Cinema Letteratura

L’aberrante normalità della Zona d’interesse

"La zona d'interesse" è un film diretto da Jonathan Glazer che racconta Auschwitz dal punto di vista dei carnefici anziché delle vittime. Un film che costringe gli spettatori a confrontarsi con la normalità aberrante del male umano.

di Fabrizio Coscia

Che film è «La zona d’interesse»? Innanzitutto, dimenticate il romanzo di Martin Amis da cui è tratto molto liberamente e dimenticate anche tutti gli altri film sulla Shoah. Qui il regista, Jonathan Glazer, sceglie di raccontare Auschwitz mettendosi dall’altro lato, letteralmente, concentrandosi cioè sui carnefici, non sulle vittime: quello che vediamo non è il lager, ma ciò che succede nei suoi paraggi, accanto, a ridosso, ai margini (marginale è tutto quello che ci viene mostrato, in effetti), ovvero la vita del comandante del campo Rudolf Höß e di sua moglie Hedwig che insieme ai loro cinque figli e il cane (oltre a una numerosa servitù locale) abitano in una casa e in un grande giardino in un terreno adiacente al muro del lager. Un idillio ai confini dell’inferno, insomma. Lui va a pesca con i figli, racconta loro le fiabe per farli addormentare, lei cura le aiuole, riceve le amiche. Insieme organizzano ricevimenti con rinfreschi e bagni in piscina. Dall’altra parte del muro, intanto, rigorosamente fuori scena, proviene un paesaggio sonoro attutito ma che non si interrompe mai: grida, pianti, lamenti, colpi di mitra, latrati di cani, ordini urlati, e soprattutto un rumore di fondo, continuo, incessante, un borbottio metallico che si presuppone provenga dai crematori.

È un contrappunto sonoro che costituisce un film nel film, come un ritorno del rimosso che emerge anche in alcuni dettagli visivi tra la quotidianità della “famigliola” tedesca: il fumo delle ciminiere e quello dei treni in arrivo che si scorgono ai margini superiori di certe inquadrature, i bagliori notturni dei forni che si intravedono di notte alle finestre velate dalle tende della casa del comandante. Quello che però succede, e che ci sconvolge a posteriori, è che a un certo punto del film ci abituiamo a quei rumori di fondo, a quei dettagli visivi, quasi non ce ne accorgiamo più, diventano cioè parte di quella quotidianità a cui stiamo assistendo. Ci abituiamo, insomma, all’orrore che sappiamo accadere al di là del muro, e solo dopo, ripensandoci, ce ne vergogniamo. Perché sì, tornando alla domanda iniziale, «La zona d’interesse» è certamente un film sulla Shoah che sceglie (seguendo Claude Lanzmann) di non mostrare direttamente l’Olocausto, un film realizzato con uno stile algido, documentaristico, uno sguardo entomologico dove tutto è straniante (a cominciare dalle musiche di Mica Levi, ispirate a Ligeti, di straordinaria suggestione, all’inizio e alla fine), e allo stesso tempo dove tutto è anche verosimile, familiare in modo impressionante (è stato girato ad Auschwitz, piazzando delle macchine da presa operate da remoto nella residenza degli Höß, permettendo così agli attori di muoversi liberamente, senza la presenza del regista, spesso improvvisando, mentre erano ripresi da più di dieci angolazioni contemporaneamente).
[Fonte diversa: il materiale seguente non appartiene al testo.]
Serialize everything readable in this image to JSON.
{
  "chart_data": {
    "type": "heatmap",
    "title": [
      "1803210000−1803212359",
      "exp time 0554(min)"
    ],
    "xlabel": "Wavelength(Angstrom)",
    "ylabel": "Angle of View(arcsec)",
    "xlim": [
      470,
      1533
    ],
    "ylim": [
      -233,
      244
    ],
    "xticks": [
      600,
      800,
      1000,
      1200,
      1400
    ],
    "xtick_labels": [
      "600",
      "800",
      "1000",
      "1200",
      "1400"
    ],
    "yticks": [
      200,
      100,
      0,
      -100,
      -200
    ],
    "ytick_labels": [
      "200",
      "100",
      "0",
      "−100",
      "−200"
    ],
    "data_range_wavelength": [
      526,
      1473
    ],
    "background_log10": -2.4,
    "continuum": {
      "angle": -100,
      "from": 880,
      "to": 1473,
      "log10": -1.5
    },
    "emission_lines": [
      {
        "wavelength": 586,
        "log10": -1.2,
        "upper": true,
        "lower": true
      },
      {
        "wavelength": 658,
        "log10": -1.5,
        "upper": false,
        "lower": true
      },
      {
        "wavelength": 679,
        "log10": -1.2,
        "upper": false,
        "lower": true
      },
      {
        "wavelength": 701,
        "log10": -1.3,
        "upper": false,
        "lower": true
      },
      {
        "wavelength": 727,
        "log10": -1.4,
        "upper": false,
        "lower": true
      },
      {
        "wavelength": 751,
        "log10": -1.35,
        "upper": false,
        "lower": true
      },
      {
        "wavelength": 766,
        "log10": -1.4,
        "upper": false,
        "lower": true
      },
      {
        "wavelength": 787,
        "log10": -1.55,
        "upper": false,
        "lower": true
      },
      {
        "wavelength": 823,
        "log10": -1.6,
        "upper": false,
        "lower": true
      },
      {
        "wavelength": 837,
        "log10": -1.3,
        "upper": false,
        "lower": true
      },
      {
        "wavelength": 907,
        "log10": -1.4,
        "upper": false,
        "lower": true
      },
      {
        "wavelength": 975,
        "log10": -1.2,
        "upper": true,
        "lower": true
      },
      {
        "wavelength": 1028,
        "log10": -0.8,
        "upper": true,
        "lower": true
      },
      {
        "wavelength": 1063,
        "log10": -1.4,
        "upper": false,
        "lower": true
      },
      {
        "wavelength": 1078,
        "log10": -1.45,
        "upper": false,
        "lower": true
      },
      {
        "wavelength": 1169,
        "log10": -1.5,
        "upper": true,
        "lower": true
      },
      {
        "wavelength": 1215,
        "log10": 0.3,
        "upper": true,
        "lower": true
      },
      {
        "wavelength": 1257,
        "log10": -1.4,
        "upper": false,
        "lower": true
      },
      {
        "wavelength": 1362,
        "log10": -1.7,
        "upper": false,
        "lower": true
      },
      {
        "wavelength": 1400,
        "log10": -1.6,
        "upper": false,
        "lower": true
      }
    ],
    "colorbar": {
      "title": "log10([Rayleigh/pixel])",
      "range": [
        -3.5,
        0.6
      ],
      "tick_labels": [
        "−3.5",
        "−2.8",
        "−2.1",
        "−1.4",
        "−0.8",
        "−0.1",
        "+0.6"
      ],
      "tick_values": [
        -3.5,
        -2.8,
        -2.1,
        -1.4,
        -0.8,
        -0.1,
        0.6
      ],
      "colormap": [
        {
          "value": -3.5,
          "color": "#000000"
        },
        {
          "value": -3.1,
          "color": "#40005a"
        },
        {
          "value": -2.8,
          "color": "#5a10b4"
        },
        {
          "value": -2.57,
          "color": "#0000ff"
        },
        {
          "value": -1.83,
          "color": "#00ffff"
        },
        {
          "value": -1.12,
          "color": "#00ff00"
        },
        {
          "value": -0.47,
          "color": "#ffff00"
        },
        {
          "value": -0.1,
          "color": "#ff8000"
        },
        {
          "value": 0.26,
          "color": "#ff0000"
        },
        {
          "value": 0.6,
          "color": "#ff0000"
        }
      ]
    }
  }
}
Ma è soprattutto un film su di noi, sulla rimozione del male che siamo  disposti a compiere per ottenere la nostra piccola dose di felicità, fatta di benessere, status, sicurezza, carriera, rivalsa, una felicità molto kitsch, che si regge su un baratro di colpe, omissioni, indifferenza, omertà. Da questo punto di vista il vero protagonista del film non è tanto il comandante, che incarna alla perfezione l’insondabile banalità del male, colui cioè che il male lo realizza con spietata freddezza, separando il suo ruolo di aguzzino criminale da quello piccolo-borghese di padre di famiglia benevolo e marito premuroso; ma è piuttosto la moglie (una strepitosa, indimenticabile Sandra Hüller), colei che è inamovibile, che chiude gli occhi, che non vuole sapere e saperne, che vuole nascondere il muro del campo con gli alberi del suo giardino. Con il suo cinismo, la sua disgustosa ignavia e la sua protervia, tutta concentrata a mantenere ciò che possiede, è lei che rappresenta tutti noi, o meglio il mostro che si annida in ciascuno di noi. Per questo il film – per me un grande film, e lo dico pur sapendo che non è un giudizio condiviso da tutti – risulta così respingente, così disturbante, perché costringe a specchiarci in quella stessa aberrante normalità da cui all’inizio sembrava volerci far prendere le distanze.